In En Europe, le débat a été particulièrement houleux, à la suite également des accusations portées contre l'EFSA selon lesquelles elle n'a pas procédé à une évaluation objective pendant le processus de réexamen de l'autorisation de commercialiser le produit dans l'UE, mais qu'elle a accepté la plupart des considérations présentées par Monsanto.

Pendant ce temps, leInitiative citoyenne européenne "Interdire le glyphosate et protéger les personnes et l'environnement contre les pesticides toxiques"Lancé au printemps, il avait atteint l'exigence de plus d'un million de signatures en un temps record de 5 mois, témoignant de la grande préoccupation sociale envers les pesticides.

À tel point qu'en décembre 2017, la Commission européenne qui a dû se prononcer sur le renouvellement de l'autorisation, compte tenu de l'impossibilité au Conseil européen de parvenir à une position majoritaire sur les divisions entre les États membres, a proposé de la limiter à 5 ans, au lieu des 15 habituels , compte tenu également de l'initiative citoyenne, du résolution non contraignante du Parlement européen appelant à l'interdiction de la commercialisation du glyphosate en 2022, ainsi qu'au fait que "des informations supplémentaires sur cette substance sont publiées à un taux élevé ».

Le 16 janvier 2019, le Parlement européen a remis le go-ahead au projet du Commission PEST, établie après la conclusion non satisfaisante du renouvellement de l'autorisation, pour rendre publiques les études utilisées dans la procédure de validation de chaque pesticide individuel, y compris toutes les données et informations à l'appui des demandes d'autorisation. En outre, afin de résoudre le problème Controverse sur la cancérogénicité du glyphosate Une revue systématique de toutes les études pertinentes a été demandée.

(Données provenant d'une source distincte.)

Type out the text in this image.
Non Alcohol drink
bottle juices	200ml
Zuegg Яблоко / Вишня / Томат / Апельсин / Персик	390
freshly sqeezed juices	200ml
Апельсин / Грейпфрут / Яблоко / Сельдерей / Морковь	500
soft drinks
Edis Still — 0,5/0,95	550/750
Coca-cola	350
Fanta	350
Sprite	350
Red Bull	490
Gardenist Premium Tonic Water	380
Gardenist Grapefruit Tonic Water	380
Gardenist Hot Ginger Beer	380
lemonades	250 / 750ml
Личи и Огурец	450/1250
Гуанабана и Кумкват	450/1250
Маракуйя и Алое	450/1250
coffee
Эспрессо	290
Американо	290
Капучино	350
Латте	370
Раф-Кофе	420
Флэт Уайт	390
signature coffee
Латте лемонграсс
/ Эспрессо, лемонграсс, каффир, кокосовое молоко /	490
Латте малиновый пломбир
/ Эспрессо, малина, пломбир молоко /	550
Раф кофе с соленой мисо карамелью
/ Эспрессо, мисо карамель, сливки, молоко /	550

Compte tenu de ces hypothèses, l’étude maintenant publiée (rappelez-vous qu’il s’agit méta-analyse c'est-à-dire que les données d'autres études et recherches ont été rassemblées afin de tirer des conclusions plus solides que celles qui auraient été mises en évidence sur la base de chaque étude individuelle), est destiné à raviver la controverse.

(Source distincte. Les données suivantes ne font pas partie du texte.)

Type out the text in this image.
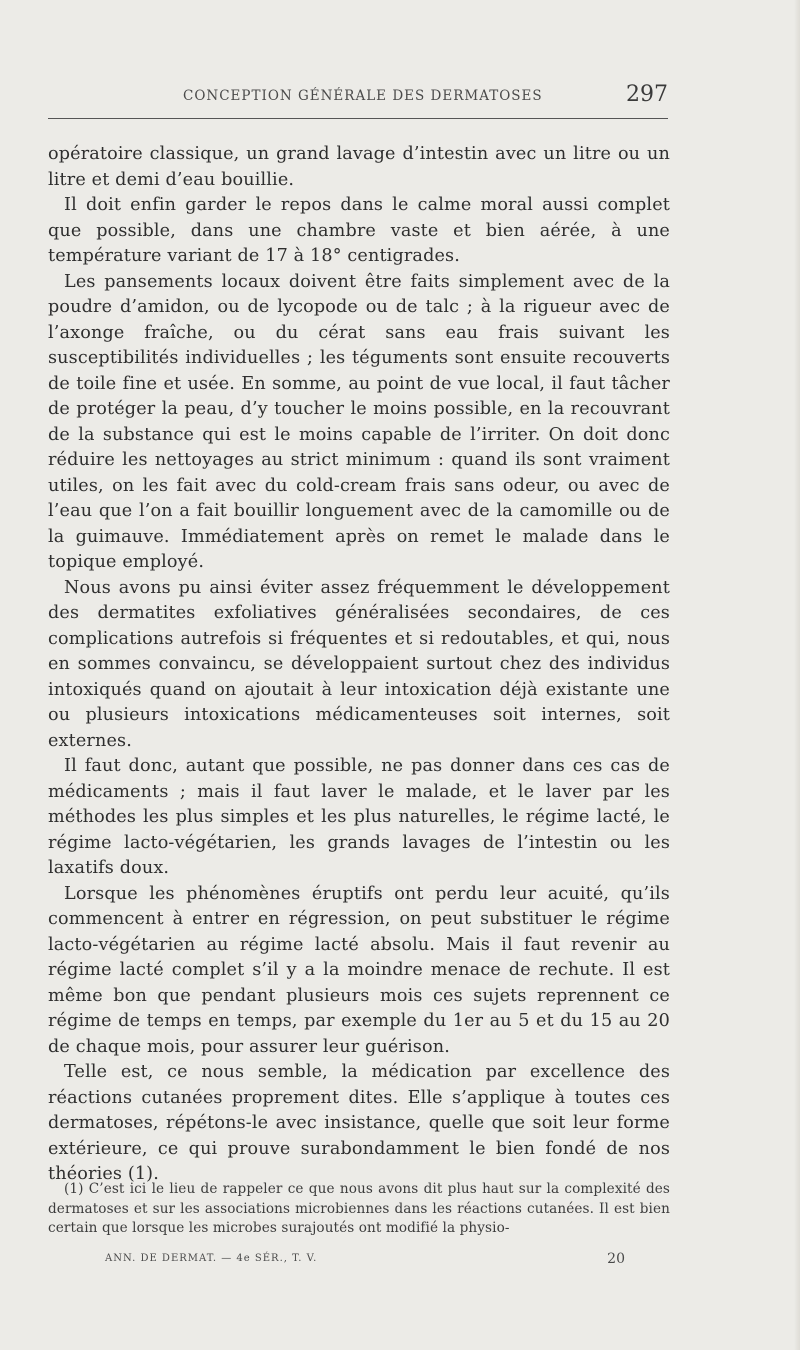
CONCEPTION GÉNÉRALE DES DERMATOSES	297

opératoire classique, un grand lavage d’intestin avec un litre ou un litre et demi d’eau bouillie.

Il doit enfin garder le repos dans le calme moral aussi complet que possible, dans une chambre vaste et bien aérée, à une température variant de 17 à 18° centigrades.

Les pansements locaux doivent être faits simplement avec de la poudre d’amidon, ou de lycopode ou de talc ; à la rigueur avec de l’axonge fraîche, ou du cérat sans eau frais suivant les susceptibilités individuelles ; les téguments sont ensuite recouverts de toile fine et usée. En somme, au point de vue local, il faut tâcher de protéger la peau, d’y toucher le moins possible, en la recouvrant de la substance qui est le moins capable de l’irriter. On doit donc réduire les nettoyages au strict minimum : quand ils sont vraiment utiles, on les fait avec du cold-cream frais sans odeur, ou avec de l’eau que l’on a fait bouillir longuement avec de la camomille ou de la guimauve. Immédiatement après on remet le malade dans le topique employé.

Nous avons pu ainsi éviter assez fréquemment le développement des dermatites exfoliatives généralisées secondaires, de ces complications autrefois si fréquentes et si redoutables, et qui, nous en sommes convaincu, se développaient surtout chez des individus intoxiqués quand on ajoutait à leur intoxication déjà existante une ou plusieurs intoxications médicamenteuses soit internes, soit externes.

Il faut donc, autant que possible, ne pas donner dans ces cas de médicaments ; mais il faut laver le malade, et le laver par les méthodes les plus simples et les plus naturelles, le régime lacté, le régime lacto-végétarien, les grands lavages de l’intestin ou les laxatifs doux.

Lorsque les phénomènes éruptifs ont perdu leur acuité, qu’ils commencent à entrer en régression, on peut substituer le régime lacto-végétarien au régime lacté absolu. Mais il faut revenir au régime lacté complet s’il y a la moindre menace de rechute. Il est même bon que pendant plusieurs mois ces sujets reprennent ce régime de temps en temps, par exemple du 1er au 5 et du 15 au 20 de chaque mois, pour assurer leur guérison.

Telle est, ce nous semble, la médication par excellence des réactions cutanées proprement dites. Elle s’applique à toutes ces dermatoses, répétons-le avec insistance, quelle que soit leur forme extérieure, ce qui prouve surabondamment le bien fondé de nos théories (1).

(1) C’est ici le lieu de rappeler ce que nous avons dit plus haut sur la complexité des dermatoses et sur les associations microbiennes dans les réactions cutanées. Il est bien certain que lorsque les microbes surajoutés ont modifié la physio-

ANN. DE DERMAT. — 4e SÉR., T. V.	20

"Toutes les méta-analyses menées à ce jour, y compris la nôtre, font systématiquement état de la même constatation clé: l'exposition à la GBH [herbicides à base de glyphosate] il est associé à un risque accru de LNH - il a déclaré Rachel Shaffer, co-auteur du Cabinet - Cette recherche fournit l'analyse la plus à jour des corrélations entre le glyphosate et le lymphome non hodgkinien, y compris une étude de 2018 sur plus de 54.000 personnes. qui utilisent des pesticides autorisés dans leur travail ».

Les résultats seraient également étayés par des études animales montrant que les souris traitées avec du glyphosate pur ont une incidence plus élevée de développer un lymphome malin.

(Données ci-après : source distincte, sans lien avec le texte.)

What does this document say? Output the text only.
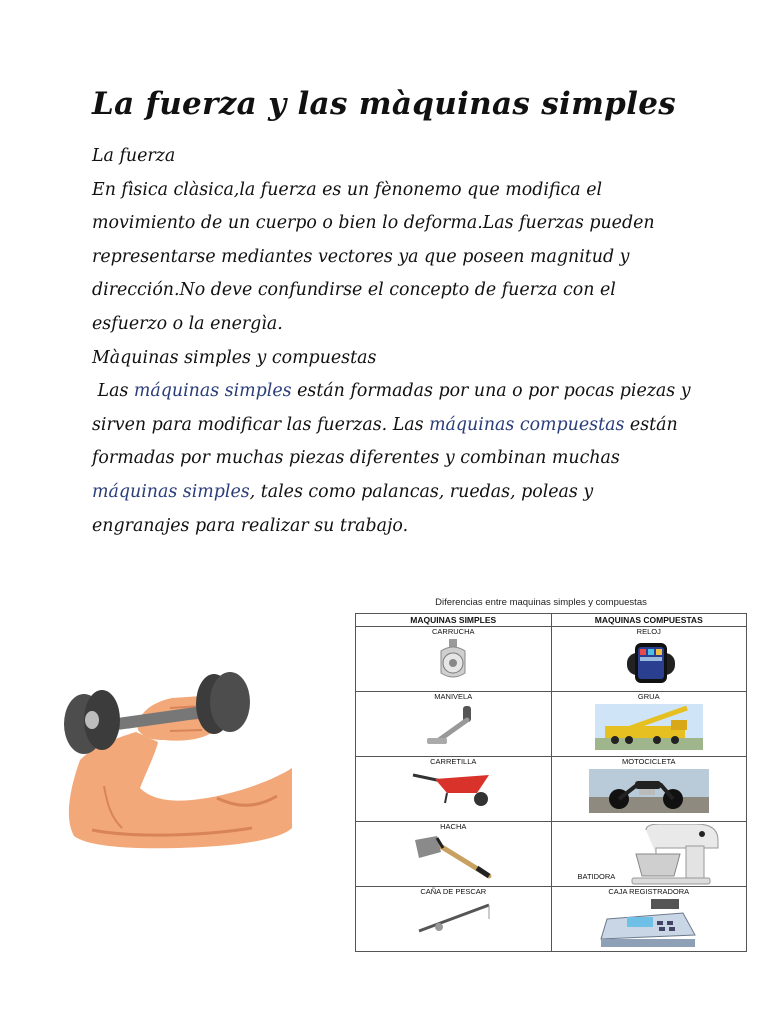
La fuerza y las màquinas simples

La fuerza

En fìsica clàsica,la fuerza es un fènonemo que modifica el movimiento de un cuerpo o bien lo deforma.Las fuerzas pueden representarse mediantes vectores ya que poseen magnitud y dirección.No deve confundirse el concepto de fuerza con el esfuerzo o la energìa.

Màquinas simples y compuestas

Las máquinas simples están formadas por una o por pocas piezas y sirven para modificar las fuerzas. Las máquinas compuestas están formadas por muchas piezas diferentes y combinan muchas máquinas simples, tales como palancas, ruedas, poleas y engranajes para realizar su trabajo.

Diferencias entre maquinas simples y compuestas
MAQUINAS SIMPLES	MAQUINAS COMPUESTAS

CARRUCHA	RELOJ

MANIVELA	GRUA

CARRETILLA	MOTOCICLETA

HACHA	BATIDORA

CAÑA DE PESCAR	CAJA REGISTRADORA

Les chercheurs soulignent cependant que des études supplémentaires sont nécessaires pour effets d'une exposition accrue de la pratique du «dessèchement» (brûlure verte) qui ne sont peut-être pas entièrement saisies dans les études existantes et examinées dans cette nouvelle publication, car les herbicides à base de glyphosate ne sont appliqués aux cultures que peu de temps avant la récolte depuis les années 2000, ce qui entraîne une augmentation significative de l'exposition à ce substance chimique.

Monsanto-Bayer a défini l'analyse comme "manipulation statistique" avec "erreurs de méthode graves", Ajoutant que l'étude ne fournirait pas"preuves scientifiques valides qui contredisent l'énorme quantité d'études montrant que l'herbicide qui contient du glyphosate n'est pas cancérigène ».

"Il s'agit d'une étude de cas plus solide que les méta-analyses précédentes menées, il existe des preuves plus accablantes d'un risque accru de cancer en raison d'une exposition au glyphosate - il a dit Lianne Sheppard co-auteur et professeur de biostatistique et des sciences de l'environnement et de la santé au travail à l'Université de Seattle - Washington - Du point de vue de la santé de la population, les inquiétudes sont élevées ».

Trois des 5 auteurs de l'étude ont été choisis par l'US EPA comme membres du conseil d'administration d'un groupe scientifique consultatif sur le glyphosate 2016.